Paclitaxel widely and effectively used in chemotherapy for breast cancer. However, paclitaxel-induced peripheral neuropathy (PIPN) is a common toxicity. According to our data, grade 1/2 sensory neuropathy occurred in more than 50% of paclitaxel-treated patients and lingered in 20% of them even after 3 years. Current treatment options for CIPN are quite limited. At present, pregabalin is most commonly used for PIPN in Japan. In contrast, American Society of Clinical Oncology Clinical Practice Guideline recommends duloxetine. We examined the efficacy and adverse events of duloxetine for treating PIPN.


Twenty-six Japanese breast cancer patients suffering PIPN were examined between March 2015 and August 2015. The median age was 63 years (range = 45-79). All patients were female and treated with paclitaxel as neo-adjuvant or adjuvant chemotherapy. Duloxetine was basically started with the minimum dose of 20 mg/day when grade 2 PIPN remained after pregabalin treatment. The efficacy and adverse events of duloxetine were examined by medical records, retrospectively.
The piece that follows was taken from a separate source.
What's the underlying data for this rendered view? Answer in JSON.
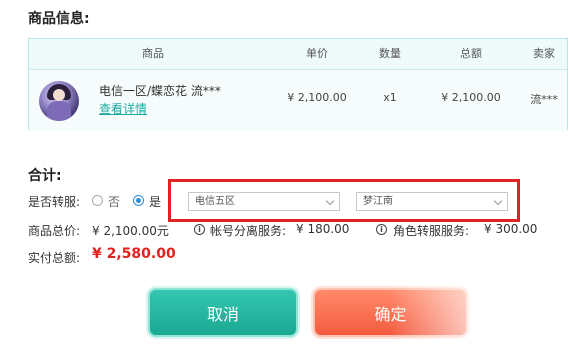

PIPN by CTCAE v4.0 was found Grade1 in 3 cases, Grade 2 in 22 cases and Grade 3 in 1 case. In 13 of 26 patients (50%), PIPN was decreased to grade 1. Adverse events were found in 11 cases; drowsiness in 6, nausea in 4, constipation in 2 and dry mouth in 1 case. Duloxetine was discontinued in 8 cases by adverse events and 6 cases by no effect.


Duloxetine was effective in paclitaxel-induced and pregablin-resistant PIPN in Japanese breast cancer patients. However, it is necessary to manage adverse events related to serotonin and norepinephrine reuptake inhibitors.

Clinical trial identification


All authors have declared no conflicts of interest.